The immediate oddity here is that power efficiency is normally measured at a fixed level of power consumption, not a fixed level of performance. With power consumption of a transistor increasing at roughly the cube of the voltage, a “wider” part like Ampere with more functional blocks can clock itself at a much lower frequency to hit the same overall performance as Turing. In essence, this graph is comparing Turing at its worst to Ampere at its best, asking “what would it be like if we downclocked Ampere to be as slow as Turing” rather than “how much faster is Ampere than Turing under the same constraints”. In other words, NVIDIA’s graph is not presenting us with an apples-to-apples performance comparison at a specific power draw.
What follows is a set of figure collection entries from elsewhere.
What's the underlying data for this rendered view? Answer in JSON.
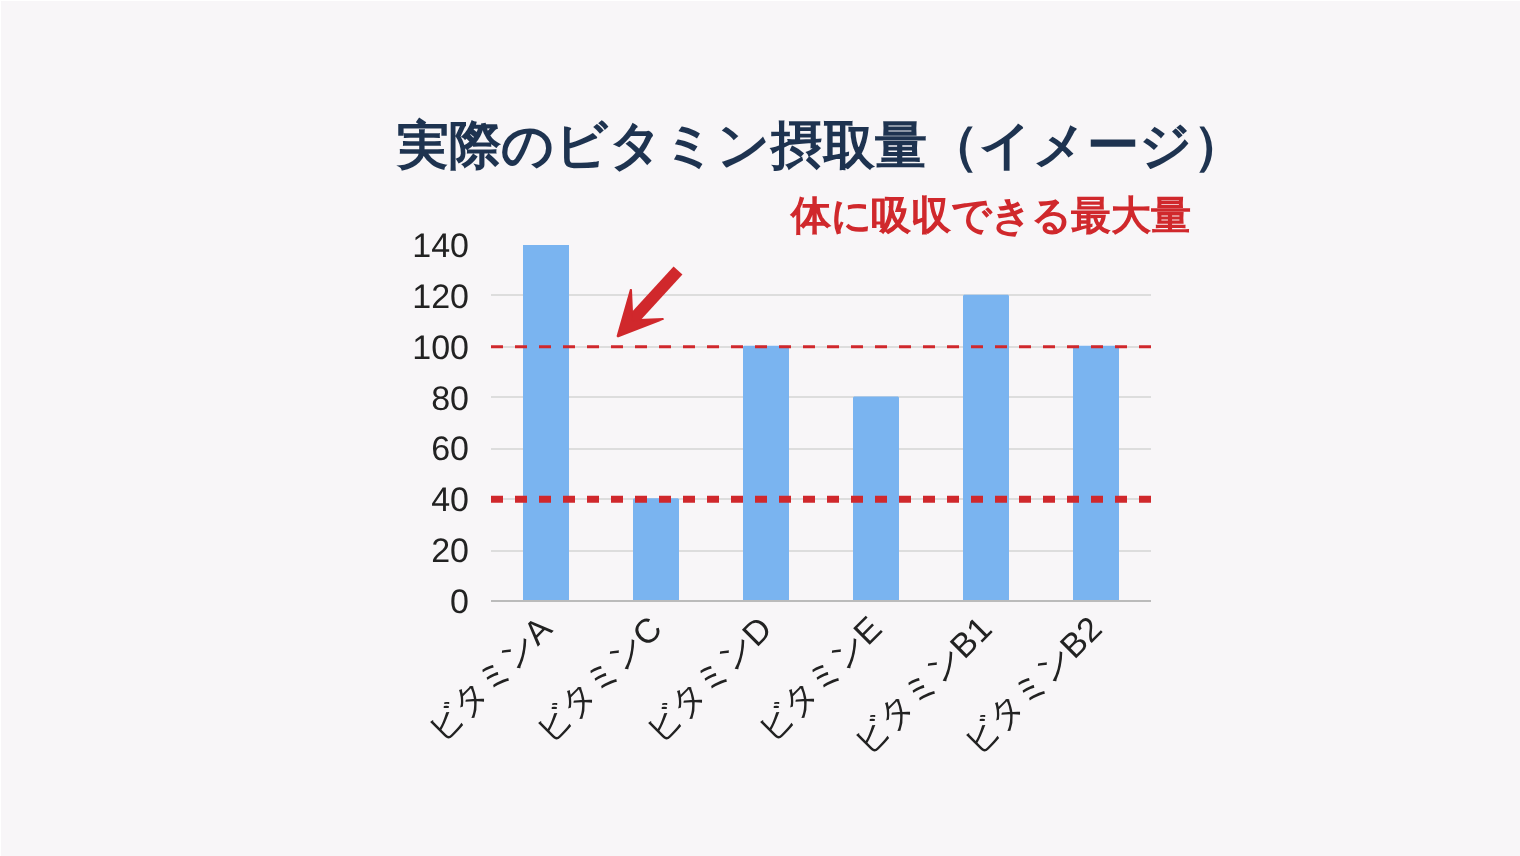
{
  "chart_data": {
    "type": "bar",
    "title": "実際のビタミン摂取量（イメージ）",
    "categories": [
      "ビタミンA",
      "ビタミンC",
      "ビタミンD",
      "ビタミンE",
      "ビタミンB1",
      "ビタミンB2"
    ],
    "values": [
      140,
      40,
      100,
      80,
      120,
      100
    ],
    "color": "#7ab4f0",
    "ylim": [
      0,
      140
    ],
    "yticks": [
      0,
      20,
      40,
      60,
      80,
      100,
      120,
      140
    ],
    "grid": "y",
    "ref_lines": [
      {
        "axis": "y",
        "value": 100,
        "label": "体に吸収できる最大量",
        "color": "#d0282c",
        "line_style": "dashed"
      },
      {
        "axis": "y",
        "value": 40,
        "label": null,
        "color": "#d0282c",
        "line_style": "dashed"
      }
    ]
  }
}
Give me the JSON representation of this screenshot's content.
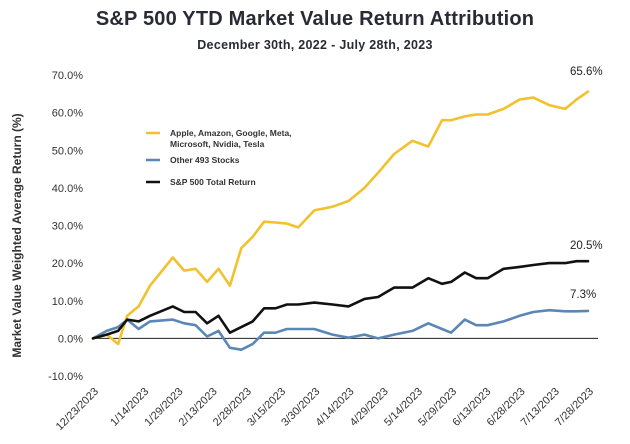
{
  "chart_data": {
    "type": "line",
    "title": "S&P 500 YTD Market Value Return Attribution",
    "subtitle": "December 30th, 2022 - July 28th, 2023",
    "ylabel": "Market Value Weighted Average Return (%)",
    "xlabel": "",
    "ylim": [
      -10,
      70
    ],
    "yticks": [
      70,
      60,
      50,
      40,
      30,
      20,
      10,
      0,
      -10
    ],
    "ytick_labels": [
      "70.0%",
      "60.0%",
      "50.0%",
      "40.0%",
      "30.0%",
      "20.0%",
      "10.0%",
      "0.0%",
      "-10.0%"
    ],
    "xtick_labels": [
      "12/23/2023",
      "1/14/2023",
      "1/29/2023",
      "2/13/2023",
      "2/28/2023",
      "3/15/2023",
      "3/30/2023",
      "4/14/2023",
      "4/29/2023",
      "5/14/2023",
      "5/29/2023",
      "6/13/2023",
      "6/28/2023",
      "7/13/2023",
      "7/28/2023"
    ],
    "x_range": [
      0,
      217
    ],
    "xtick_positions": [
      0,
      22,
      37,
      52,
      67,
      82,
      97,
      112,
      127,
      142,
      157,
      172,
      187,
      202,
      217
    ],
    "x": [
      0,
      6,
      11,
      15,
      20,
      25,
      35,
      40,
      45,
      50,
      55,
      60,
      65,
      70,
      75,
      80,
      85,
      90,
      97,
      105,
      112,
      119,
      125,
      132,
      140,
      147,
      153,
      157,
      163,
      168,
      173,
      180,
      187,
      193,
      200,
      207,
      212,
      217
    ],
    "series": [
      {
        "name": "Apple, Amazon, Google, Meta, Microsoft, Nvidia, Tesla",
        "color": "#f2c12e",
        "values": [
          0,
          1,
          -1.5,
          6,
          8.5,
          14,
          21.5,
          18,
          18.5,
          15,
          18.5,
          14,
          24,
          27,
          31,
          30.8,
          30.5,
          29.5,
          34,
          35,
          36.5,
          40,
          44,
          49,
          52.5,
          51,
          58,
          58,
          59,
          59.5,
          59.5,
          61,
          63.5,
          64,
          62,
          61,
          63.5,
          65.6
        ]
      },
      {
        "name": "Other 493 Stocks",
        "color": "#5b87b7",
        "values": [
          0,
          2,
          3,
          5,
          2.5,
          4.5,
          5,
          4,
          3.5,
          0.5,
          2,
          -2.5,
          -3,
          -1.5,
          1.5,
          1.5,
          2.5,
          2.5,
          2.5,
          1,
          0.2,
          1,
          0,
          1,
          2,
          4,
          2.5,
          1.5,
          5,
          3.5,
          3.5,
          4.5,
          6,
          7,
          7.5,
          7.2,
          7.2,
          7.3
        ]
      },
      {
        "name": "S&P 500 Total Return",
        "color": "#111111",
        "values": [
          0,
          1,
          2,
          5,
          4.5,
          6,
          8.5,
          7,
          7,
          4,
          6,
          1.5,
          3,
          4.5,
          8,
          8,
          9,
          9,
          9.5,
          9,
          8.5,
          10.5,
          11,
          13.5,
          13.5,
          16,
          14.5,
          15,
          17.5,
          16,
          16,
          18.5,
          19,
          19.5,
          20,
          20,
          20.5,
          20.5
        ]
      }
    ],
    "end_labels": [
      "65.6%",
      "20.5%",
      "7.3%"
    ],
    "legend_position": "upper-left inside plot"
  },
  "legend": {
    "items": [
      {
        "lines": [
          "Apple, Amazon, Google, Meta,",
          "Microsoft, Nvidia, Tesla"
        ],
        "color": "#f2c12e"
      },
      {
        "lines": [
          "Other 493 Stocks"
        ],
        "color": "#5b87b7"
      },
      {
        "lines": [
          "S&P 500 Total Return"
        ],
        "color": "#111111"
      }
    ]
  }
}
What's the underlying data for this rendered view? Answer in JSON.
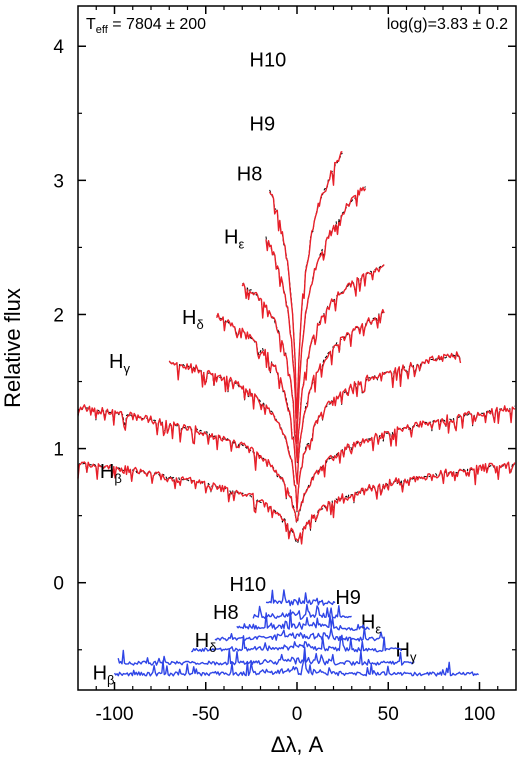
{
  "chart_data": {
    "type": "line",
    "xlabel": "Δλ, A",
    "ylabel": "Relative flux",
    "xlim": [
      -120,
      120
    ],
    "ylim": [
      -0.8,
      4.3
    ],
    "x_ticks": [
      "-100",
      "-50",
      "0",
      "50",
      "100"
    ],
    "x_tick_values": [
      -100,
      -50,
      0,
      50,
      100
    ],
    "y_ticks": [
      "0",
      "1",
      "2",
      "3",
      "4"
    ],
    "y_tick_values": [
      0,
      1,
      2,
      3,
      4
    ],
    "annotations": {
      "teff_label": "T",
      "teff_sub": "eff",
      "teff_value": " =  7804  ± 200",
      "logg": "log(g)=3.83 ± 0.2"
    },
    "colors": {
      "model": "#000000",
      "observed": "#e8202a",
      "residual": "#2f45e6",
      "axis": "#000000"
    },
    "series": [
      {
        "label_main": "H",
        "label_sub": "β",
        "label_x": -108,
        "label_y": 0.78,
        "range": [
          -120,
          120
        ],
        "offset": 0.8,
        "depth": 0.8,
        "width": 22,
        "slope": 0.0013
      },
      {
        "label_main": "H",
        "label_sub": "γ",
        "label_x": -103,
        "label_y": 1.6,
        "range": [
          -120,
          120
        ],
        "offset": 1.2,
        "depth": 1.2,
        "width": 18,
        "slope": 0.0016
      },
      {
        "label_main": "H",
        "label_sub": "δ",
        "label_x": -63,
        "label_y": 1.93,
        "range": [
          -70,
          90
        ],
        "offset": 1.68,
        "depth": 1.68,
        "width": 14,
        "slope": 0.0015
      },
      {
        "label_main": "H",
        "label_sub": "ε",
        "label_x": -40,
        "label_y": 2.53,
        "range": [
          -44,
          48
        ],
        "offset": 2.02,
        "depth": 2.02,
        "width": 10,
        "slope": 0.0035
      },
      {
        "label_main": "H8",
        "label_sub": "",
        "label_x": -33,
        "label_y": 3.0,
        "range": [
          -30,
          48
        ],
        "offset": 2.37,
        "depth": 2.37,
        "width": 8,
        "slope": 0.0035
      },
      {
        "label_main": "H9",
        "label_sub": "",
        "label_x": -26,
        "label_y": 3.37,
        "range": [
          -17,
          38
        ],
        "offset": 2.82,
        "depth": 2.82,
        "width": 7,
        "slope": 0.0095
      },
      {
        "label_main": "H10",
        "label_sub": "",
        "label_x": -26,
        "label_y": 3.85,
        "range": [
          -15,
          25
        ],
        "offset": 3.18,
        "depth": 3.18,
        "width": 6,
        "slope": 0.013
      }
    ],
    "residuals": [
      {
        "label_main": "H",
        "label_sub": "β",
        "label_x": -112,
        "label_y": -0.72,
        "range": [
          -100,
          100
        ],
        "level": -0.68
      },
      {
        "label_main": "H",
        "label_sub": "γ",
        "label_x": 54,
        "label_y": -0.55,
        "range": [
          -98,
          65
        ],
        "level": -0.6
      },
      {
        "label_main": "H",
        "label_sub": "δ",
        "label_x": -56,
        "label_y": -0.48,
        "range": [
          -58,
          58
        ],
        "level": -0.5
      },
      {
        "label_main": "H",
        "label_sub": "ε",
        "label_x": 35,
        "label_y": -0.34,
        "range": [
          -45,
          48
        ],
        "level": -0.42
      },
      {
        "label_main": "H8",
        "label_sub": "",
        "label_x": -46,
        "label_y": -0.27,
        "range": [
          -33,
          40
        ],
        "level": -0.34
      },
      {
        "label_main": "H9",
        "label_sub": "",
        "label_x": 21,
        "label_y": -0.16,
        "range": [
          -24,
          30
        ],
        "level": -0.26
      },
      {
        "label_main": "H10",
        "label_sub": "",
        "label_x": -37,
        "label_y": -0.06,
        "range": [
          -17,
          21
        ],
        "level": -0.16
      }
    ]
  }
}
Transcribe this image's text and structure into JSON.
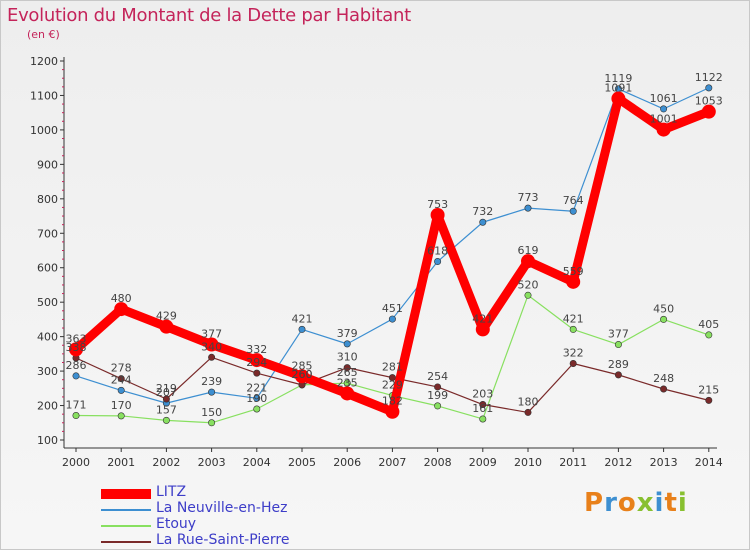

If you actually make a fixed wattage comparison, then Ampere doesn’t look quite as good in NVIDIA’s graph. Whereas Turing hits 60fps at 240W in this example, Ampere’s performance curve has it at roughly 90fps. Which to be sure, this is still a sizable improvement, but it’s only a 50% improvement in performance-per-watt. Ultimately the exact improvement in power efficiency is going to depend on where in the graph you sample, but it’s clear that NVIDIA’s power efficiency improvements with Ampere, as defined by more normal metrics, are not going to be 90% as NVIDIA’s slide claims.
All of which is reflected in the TDP ratings of the new RTX 30 series cards. The RTX 3090 draws a whopping 350 watts of power, and even the RTX 3080 pulls 320W. If we take NVIDIA’s performance claims at their word – that RTX 3080 offers up to 100% more performance than RTX 2080 – then that comes with a 49% hike in power consumption, for an effective increase in performance-per-watt of just 34%. And the comparison for the RTX 3090 is even harsher, with NVIDIA claiming a 50% performance increase for a 25% increase in power consumption, for a net power efficiency gain of just 20%.